KSJU

Collegeville, Minnesota; United States;
- Frequency: 96.5 MHz

Programming
- Format: Variety

Ownership
- Owner: Saint John's University

History
- First air date: 1954 (carrier current); September 1977 (FM);
- Last air date: 1988 (FM)
- Former frequencies: 89.1 MHz (1977–1984)
- Call sign meaning: "Saint John's University"

Technical information
- Facility ID: 62125
- Class: D
- ERP: 10 watts
- Transmitter coordinates: 45°34′57″N 94°22′54″W﻿ / ﻿45.58250°N 94.38167°W

= KSJU =

College radio station in Collegeville, Minnesota (1977–1988)

KSJU was a college radio station at the College of Saint Benedict and Saint John's University in Collegeville, Minnesota. Broadcasting as a carrier current AM radio station from 1954 to 1977 and on FM from 1977 to 1988, it was forced to drop its FM broadcasts due to the sign-on of new radio stations that held priority over its 10-watt facility. Today, the station operates online as "KJNB".

==History==
===Carrier current===
Student radio at St. John's began in 1954 with the establishment of KSJU as a carrier-current radio station. In 1961, the station's music format eschewed rock and roll, opting for "adult college listening" and music for "study hours". The station's operations began to involve students from the College of St. Benedict in 1965 when five girls organized a group to incorporate the associated women's college into the production and broadcast of programming and the provision of news stories from St. Benedict into KSJU newscasts. 1970 brought KSJU a direct connection to the United Press International teletype.

===On the FM dial, frequency changes and cable FM===

St. John's applied for a construction permit for a new FM station in 1975. After receiving the permit in 1976, the station began transmitting on 89.1 FM for the 1977–78 school year, with a transmitter on Nequette Hill near the St. John's campus. The move to FM brought with it a doubling of KSJU's hours of operation. It marked the return of St. Johns to the FM dial, after having spun off public radio station KSJR-FM, which became the core of today's Minnesota Public Radio. (MPR celebrated its 25th anniversary in 1992 by broadcasting from the university's studios.) In April 1979, the station held a 70-hour marathon to raise the money necessary to convert to stereo broadcasting.

KSJU was a class D station for its entire existence as an FM broadcast station. Broadcasting with 10 watts, this made it a secondary service to other "full-service" radio stations. In the summer of 1984, KSJU relocated from 89.1 to 96.5 MHz, a move forced by the recent opening of applications for the 88.9 frequency, which became KNSR. The frequency change cost $7,000; simultaneously, the station was displaced from its auditorium studios by renovations, settling in Mary Hall.

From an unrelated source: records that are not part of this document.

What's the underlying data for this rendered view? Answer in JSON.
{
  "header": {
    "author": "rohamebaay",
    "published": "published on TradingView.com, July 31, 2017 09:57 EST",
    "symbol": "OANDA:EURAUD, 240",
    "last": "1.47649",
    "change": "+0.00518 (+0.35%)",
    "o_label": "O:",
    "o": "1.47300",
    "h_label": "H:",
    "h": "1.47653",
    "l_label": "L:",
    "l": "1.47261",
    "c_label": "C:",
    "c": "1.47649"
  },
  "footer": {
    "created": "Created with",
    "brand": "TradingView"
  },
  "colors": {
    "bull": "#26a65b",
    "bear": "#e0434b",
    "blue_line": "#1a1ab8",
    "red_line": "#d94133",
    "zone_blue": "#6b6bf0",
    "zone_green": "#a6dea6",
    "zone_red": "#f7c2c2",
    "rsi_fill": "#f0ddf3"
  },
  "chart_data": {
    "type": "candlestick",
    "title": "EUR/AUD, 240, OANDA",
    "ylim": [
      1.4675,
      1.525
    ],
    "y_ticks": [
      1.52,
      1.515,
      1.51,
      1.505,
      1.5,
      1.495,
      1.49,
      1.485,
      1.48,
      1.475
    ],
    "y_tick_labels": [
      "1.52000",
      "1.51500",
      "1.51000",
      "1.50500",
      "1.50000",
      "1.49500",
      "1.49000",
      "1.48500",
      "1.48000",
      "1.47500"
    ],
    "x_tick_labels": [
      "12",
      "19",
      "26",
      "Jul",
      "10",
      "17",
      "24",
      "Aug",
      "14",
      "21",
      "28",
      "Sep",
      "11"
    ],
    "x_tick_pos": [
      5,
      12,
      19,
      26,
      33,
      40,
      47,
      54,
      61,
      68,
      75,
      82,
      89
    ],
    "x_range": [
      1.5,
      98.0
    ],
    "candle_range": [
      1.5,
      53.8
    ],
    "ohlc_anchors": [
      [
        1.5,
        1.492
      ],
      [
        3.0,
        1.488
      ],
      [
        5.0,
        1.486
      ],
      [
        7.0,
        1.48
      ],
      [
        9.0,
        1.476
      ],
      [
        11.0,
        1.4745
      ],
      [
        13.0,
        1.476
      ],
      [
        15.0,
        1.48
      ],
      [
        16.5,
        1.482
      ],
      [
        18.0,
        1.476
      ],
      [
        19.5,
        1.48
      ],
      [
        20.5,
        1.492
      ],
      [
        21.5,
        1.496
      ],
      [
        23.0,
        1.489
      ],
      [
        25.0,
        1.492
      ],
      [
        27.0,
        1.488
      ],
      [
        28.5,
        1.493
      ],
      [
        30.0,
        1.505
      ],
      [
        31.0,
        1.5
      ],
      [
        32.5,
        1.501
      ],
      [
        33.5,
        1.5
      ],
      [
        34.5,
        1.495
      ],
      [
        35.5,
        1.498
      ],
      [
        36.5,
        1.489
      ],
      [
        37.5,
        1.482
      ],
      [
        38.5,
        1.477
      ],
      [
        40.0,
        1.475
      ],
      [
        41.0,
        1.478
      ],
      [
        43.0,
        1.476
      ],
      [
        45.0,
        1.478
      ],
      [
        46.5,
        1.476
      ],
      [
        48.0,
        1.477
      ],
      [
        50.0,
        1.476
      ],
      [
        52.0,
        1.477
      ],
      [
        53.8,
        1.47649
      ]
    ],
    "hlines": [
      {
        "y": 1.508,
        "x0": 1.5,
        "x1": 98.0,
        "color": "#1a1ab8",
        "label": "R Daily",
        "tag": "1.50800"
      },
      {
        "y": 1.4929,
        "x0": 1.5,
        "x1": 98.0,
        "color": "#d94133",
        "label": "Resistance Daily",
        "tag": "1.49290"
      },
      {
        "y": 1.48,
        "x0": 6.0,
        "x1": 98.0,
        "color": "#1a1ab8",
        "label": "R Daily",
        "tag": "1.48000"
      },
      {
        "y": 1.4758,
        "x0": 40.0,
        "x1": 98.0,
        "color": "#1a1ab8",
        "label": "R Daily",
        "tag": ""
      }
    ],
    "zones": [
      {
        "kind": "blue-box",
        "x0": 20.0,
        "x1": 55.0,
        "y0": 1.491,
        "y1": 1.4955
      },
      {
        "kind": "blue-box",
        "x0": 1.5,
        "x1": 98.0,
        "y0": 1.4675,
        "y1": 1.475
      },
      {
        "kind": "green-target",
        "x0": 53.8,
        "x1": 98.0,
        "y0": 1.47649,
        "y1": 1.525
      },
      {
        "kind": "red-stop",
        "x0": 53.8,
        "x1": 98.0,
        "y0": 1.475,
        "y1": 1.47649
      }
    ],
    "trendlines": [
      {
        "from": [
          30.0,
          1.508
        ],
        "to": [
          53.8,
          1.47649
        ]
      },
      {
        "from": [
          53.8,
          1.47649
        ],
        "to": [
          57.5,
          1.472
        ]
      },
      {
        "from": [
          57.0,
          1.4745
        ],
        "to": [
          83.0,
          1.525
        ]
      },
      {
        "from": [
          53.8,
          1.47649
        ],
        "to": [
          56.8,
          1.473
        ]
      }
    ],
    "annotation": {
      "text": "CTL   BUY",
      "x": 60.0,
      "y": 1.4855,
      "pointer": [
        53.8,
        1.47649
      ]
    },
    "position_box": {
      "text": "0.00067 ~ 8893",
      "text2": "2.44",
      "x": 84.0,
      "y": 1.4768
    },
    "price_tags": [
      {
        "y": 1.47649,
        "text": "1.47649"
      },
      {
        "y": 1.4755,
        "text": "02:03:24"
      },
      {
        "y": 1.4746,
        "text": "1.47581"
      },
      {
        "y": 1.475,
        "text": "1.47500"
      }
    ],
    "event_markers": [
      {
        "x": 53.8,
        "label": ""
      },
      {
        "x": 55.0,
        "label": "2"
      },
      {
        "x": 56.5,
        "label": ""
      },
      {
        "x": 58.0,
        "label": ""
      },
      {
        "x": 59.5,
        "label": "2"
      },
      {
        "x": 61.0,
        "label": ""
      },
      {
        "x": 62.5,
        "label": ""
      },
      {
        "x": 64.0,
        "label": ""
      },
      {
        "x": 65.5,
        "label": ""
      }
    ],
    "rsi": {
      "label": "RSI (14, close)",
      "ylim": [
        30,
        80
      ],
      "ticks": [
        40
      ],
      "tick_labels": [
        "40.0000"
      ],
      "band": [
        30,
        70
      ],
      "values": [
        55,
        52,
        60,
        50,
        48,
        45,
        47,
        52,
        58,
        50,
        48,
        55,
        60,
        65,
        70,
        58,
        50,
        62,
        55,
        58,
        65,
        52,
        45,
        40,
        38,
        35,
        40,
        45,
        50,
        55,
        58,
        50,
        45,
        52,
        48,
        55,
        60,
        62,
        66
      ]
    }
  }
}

The station operated on 96.5 MHz for four years before another radio station bumped it off the dial: the new station KKSR in Sartell, operating on 96.7 MHz. Though the university said it would look into the process of obtaining a new radio station license, this never occurred, with St. John's deciding to let the license lapse; instead, in an arrangement intended to be temporary, KSJU was placed as a cable FM channel on the local cable system, beginning December 1, 1988. The arrangement, however, carried a major drawback: the station was no longer listenable at St. Benedict and remained so for years, even though CSB students paid activity fees that supported its operations. In 1993, KSJU became "KJNB" ("Johnnies and Blaze"), reflecting its return to St. Benedict and in preparation for an attempt to return to the air with MPR backing. In 2000, another effort was made to return to the FM dial when the university filed for a low-power FM station. Low-power station applications were not initially required to protect stations on third-adjacent FM channels, but a law change in December 2000—after the original filing—required them to do so. After a remedial window, applicants for 484 proposed stations, including SJU, failed to modify their applications to address this deficiency, resulting in the dismissal of their applications in March 2003.